Möhringen - Im Christentum meint man damit den Leidensweg Jesu, in der Musik dessen Vertonung. Der Begriff der „Passion“ ist ein sehr Vielfältiger. Im allgemeinen Sprachgebrauch ist jemand „passioniert“, wenn er sich einer Sache mit leidenschaftlicher Begeisterung hingibt. Genau das ist am vergangenen Sonntagabend in der Möhringer Martinskirche zu erleben gewesen: Unter der Leitung von Kantor Leonhard Völlmhaben die Martinskantorei, die Capella Sancti Martini sowie vier Vokalsolisten mit ihrer „passionierten“, leidenschaftlichen Darbietung der ersten „Passion“ des großen Johann Sebastian Bach begeistert: der „Johannespassion“. Im Jahr 1723 komponiert und stofflich teilweise so aktuell, wie selten zuvor.

In seinem Werk beschreibt Bach den Leidensweg Jesu, von seiner Gefangennahme bis hin zur Kreuzigung. Im Mittelpunkt der Komposition steht das Verhör durch Pontius Pilatus, der Jesus eigentlich freisprechen möchte, sich aber schließlich dem Willen der wütenden Menschenmenge beugt und ihn zum Tod am Kreuz verurteilt. Für den Kantor Leonhard Völlm unterscheidet diesen „tobenden Mob“ von damals nicht viel von den Menschen, die heute durch Deutschlands Straßen laufen und „Wir sind das Volk“ schreien. Vielleicht ist es ihm daher gelungen, seine Martinskantorei so authentisch zwischen diesen „Turba-Chören“, die die dramatische Handlung zeigen, und den ruhigen Chorälen, in denen das Geschehene von einer höheren Ebene aus nochmals betrachtet wird, wechseln zulassen.

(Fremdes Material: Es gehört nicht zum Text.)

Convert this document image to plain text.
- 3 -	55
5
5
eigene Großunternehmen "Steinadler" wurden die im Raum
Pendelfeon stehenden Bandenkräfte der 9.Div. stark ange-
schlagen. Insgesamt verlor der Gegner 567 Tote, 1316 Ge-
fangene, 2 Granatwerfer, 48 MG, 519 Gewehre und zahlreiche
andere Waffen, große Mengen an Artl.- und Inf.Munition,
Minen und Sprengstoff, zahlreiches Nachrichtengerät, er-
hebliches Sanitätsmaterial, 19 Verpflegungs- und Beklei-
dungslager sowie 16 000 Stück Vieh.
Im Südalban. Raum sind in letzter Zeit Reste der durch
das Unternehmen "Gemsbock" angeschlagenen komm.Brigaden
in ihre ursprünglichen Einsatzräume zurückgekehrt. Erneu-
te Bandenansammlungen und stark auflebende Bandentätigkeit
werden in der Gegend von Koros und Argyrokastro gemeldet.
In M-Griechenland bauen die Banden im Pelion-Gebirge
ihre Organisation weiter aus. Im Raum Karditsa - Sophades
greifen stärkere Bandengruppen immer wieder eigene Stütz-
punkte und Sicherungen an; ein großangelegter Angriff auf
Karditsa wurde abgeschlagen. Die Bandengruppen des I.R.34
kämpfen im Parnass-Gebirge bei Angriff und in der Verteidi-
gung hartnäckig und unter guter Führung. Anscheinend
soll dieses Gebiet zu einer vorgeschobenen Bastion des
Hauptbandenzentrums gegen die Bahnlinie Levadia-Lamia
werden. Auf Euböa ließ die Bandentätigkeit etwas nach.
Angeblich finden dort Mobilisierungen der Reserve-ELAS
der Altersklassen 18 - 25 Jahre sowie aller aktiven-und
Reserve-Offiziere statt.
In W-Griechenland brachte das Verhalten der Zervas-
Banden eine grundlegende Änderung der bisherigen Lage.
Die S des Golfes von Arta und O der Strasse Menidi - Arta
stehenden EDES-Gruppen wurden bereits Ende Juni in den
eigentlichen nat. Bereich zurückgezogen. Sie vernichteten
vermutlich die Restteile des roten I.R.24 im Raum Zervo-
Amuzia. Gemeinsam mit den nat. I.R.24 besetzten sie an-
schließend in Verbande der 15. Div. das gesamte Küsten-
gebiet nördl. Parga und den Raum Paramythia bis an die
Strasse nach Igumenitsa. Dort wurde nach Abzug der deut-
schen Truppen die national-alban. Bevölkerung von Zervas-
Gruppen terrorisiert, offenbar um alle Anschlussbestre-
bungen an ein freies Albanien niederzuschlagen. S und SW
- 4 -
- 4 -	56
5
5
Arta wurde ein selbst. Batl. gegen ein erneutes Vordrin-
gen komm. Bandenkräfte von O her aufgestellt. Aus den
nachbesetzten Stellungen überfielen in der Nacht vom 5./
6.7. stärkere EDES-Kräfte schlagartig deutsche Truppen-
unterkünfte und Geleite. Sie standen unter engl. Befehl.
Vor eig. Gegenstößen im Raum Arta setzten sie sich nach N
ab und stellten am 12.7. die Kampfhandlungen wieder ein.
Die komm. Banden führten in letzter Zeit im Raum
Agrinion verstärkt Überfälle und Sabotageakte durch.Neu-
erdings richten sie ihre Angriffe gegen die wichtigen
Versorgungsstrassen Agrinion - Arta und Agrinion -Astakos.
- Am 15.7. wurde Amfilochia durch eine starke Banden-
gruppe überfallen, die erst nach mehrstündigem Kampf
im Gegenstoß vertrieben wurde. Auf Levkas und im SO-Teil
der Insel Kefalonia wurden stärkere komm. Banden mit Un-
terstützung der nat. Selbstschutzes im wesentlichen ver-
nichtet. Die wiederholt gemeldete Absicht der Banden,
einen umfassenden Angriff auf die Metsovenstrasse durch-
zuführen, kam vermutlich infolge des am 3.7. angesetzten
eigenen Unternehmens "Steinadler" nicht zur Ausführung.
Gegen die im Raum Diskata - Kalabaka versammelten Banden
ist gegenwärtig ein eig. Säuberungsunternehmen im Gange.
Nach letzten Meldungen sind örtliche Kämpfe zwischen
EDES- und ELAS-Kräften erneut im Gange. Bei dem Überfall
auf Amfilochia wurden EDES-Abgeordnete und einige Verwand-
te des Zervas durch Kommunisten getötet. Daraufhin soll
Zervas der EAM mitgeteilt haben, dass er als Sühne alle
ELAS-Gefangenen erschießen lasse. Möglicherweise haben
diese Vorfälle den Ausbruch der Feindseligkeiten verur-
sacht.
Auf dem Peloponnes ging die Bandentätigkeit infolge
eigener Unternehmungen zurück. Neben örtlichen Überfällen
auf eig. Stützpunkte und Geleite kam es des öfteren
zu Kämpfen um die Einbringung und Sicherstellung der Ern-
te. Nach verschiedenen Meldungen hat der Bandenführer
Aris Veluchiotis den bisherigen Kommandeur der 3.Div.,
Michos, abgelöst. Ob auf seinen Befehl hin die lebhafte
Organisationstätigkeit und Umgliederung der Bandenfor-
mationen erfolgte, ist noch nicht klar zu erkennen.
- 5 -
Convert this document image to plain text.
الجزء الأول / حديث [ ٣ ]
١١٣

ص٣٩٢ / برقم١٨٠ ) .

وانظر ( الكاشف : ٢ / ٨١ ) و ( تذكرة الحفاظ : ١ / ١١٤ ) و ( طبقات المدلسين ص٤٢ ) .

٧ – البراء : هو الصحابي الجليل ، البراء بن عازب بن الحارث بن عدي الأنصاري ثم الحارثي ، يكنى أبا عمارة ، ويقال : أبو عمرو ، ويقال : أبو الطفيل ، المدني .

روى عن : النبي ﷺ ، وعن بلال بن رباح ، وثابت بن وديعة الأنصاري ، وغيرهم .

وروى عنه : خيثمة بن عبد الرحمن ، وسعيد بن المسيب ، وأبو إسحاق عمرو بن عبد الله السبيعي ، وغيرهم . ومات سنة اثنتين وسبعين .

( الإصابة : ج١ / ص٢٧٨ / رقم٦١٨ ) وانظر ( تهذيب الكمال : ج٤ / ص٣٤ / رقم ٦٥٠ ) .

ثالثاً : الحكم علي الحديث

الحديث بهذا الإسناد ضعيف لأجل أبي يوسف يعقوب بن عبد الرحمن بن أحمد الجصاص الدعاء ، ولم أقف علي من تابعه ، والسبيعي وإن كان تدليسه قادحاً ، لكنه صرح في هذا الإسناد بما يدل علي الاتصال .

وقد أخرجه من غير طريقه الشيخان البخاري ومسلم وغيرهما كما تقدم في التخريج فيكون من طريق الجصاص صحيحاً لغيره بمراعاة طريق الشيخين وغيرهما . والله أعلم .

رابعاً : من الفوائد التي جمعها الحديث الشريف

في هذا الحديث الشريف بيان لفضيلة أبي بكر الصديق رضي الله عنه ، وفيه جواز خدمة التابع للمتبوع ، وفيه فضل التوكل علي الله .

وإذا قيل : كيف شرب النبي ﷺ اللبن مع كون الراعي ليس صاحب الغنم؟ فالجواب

Eine wirkungsvolle Schweigeminute

Dass Johann Sebastian Bach seine Passion, die als kirchliche Komposition eigentlich frei von jeglicher Opernhaftigkeit zu sein hatte, mit vielen musikalischen Mitteln der barocken Opernwelt gespickt hat, zeigt sich auch in der Rollenverteilung der Solisten. Marcus Elsässer bringt beispielsweise als Evangelist die Handlung voran, rezitiert mit seinem weichen, perfekt intonierten Tenor eindringlich die Texte, die sich fast ausschließlich an Passagen aus dem Johannesevangelium orientieren. Diverse Arien schildern den Gemütszustand einzelner Personen, betrachten das Leiden Christi noch einmal aus verschiedenen Perspektiven. So singt Sabine Fock mit ihrem reinen Sopran beispielsweise von Leichtfüßigkeit und Freude, eines Jesus folgenden Jüngers. Und auch Anneka Ulmer entführt mit ihrem sanften Alt kurz aus der Düsternis der Johannes-Passion. Als warm klingender Jesus und scharf-herrschaftlicher Pontius Pilatus treibt Bariton Bernhard Hartmann die finstere Dramatik des Stückes auf die Spitze – so sehr, dass nach der schmerzvollen Verkündung Jesu Tod durch den Evangelisten, Völlm und die gesamte Besetzung in einer äußert wirkungsvollen „Schweigeminute“ verharren. Trotz aller Finsternis macht die Martinskantorei im letzten Choral Hoffnung auf einen Neuanfang. Die Kirchenglocken läuten diesen schlussendlich ein und das Konzert aus.

Leonhard Völlm und seinen Musikern ist mit diesem Abend ein sehr schönes Konzert gelungen, dessen Passion und Leidenschaft, gemeinsam Musik zu machen, bis in die oberen Ränge zu spüren war.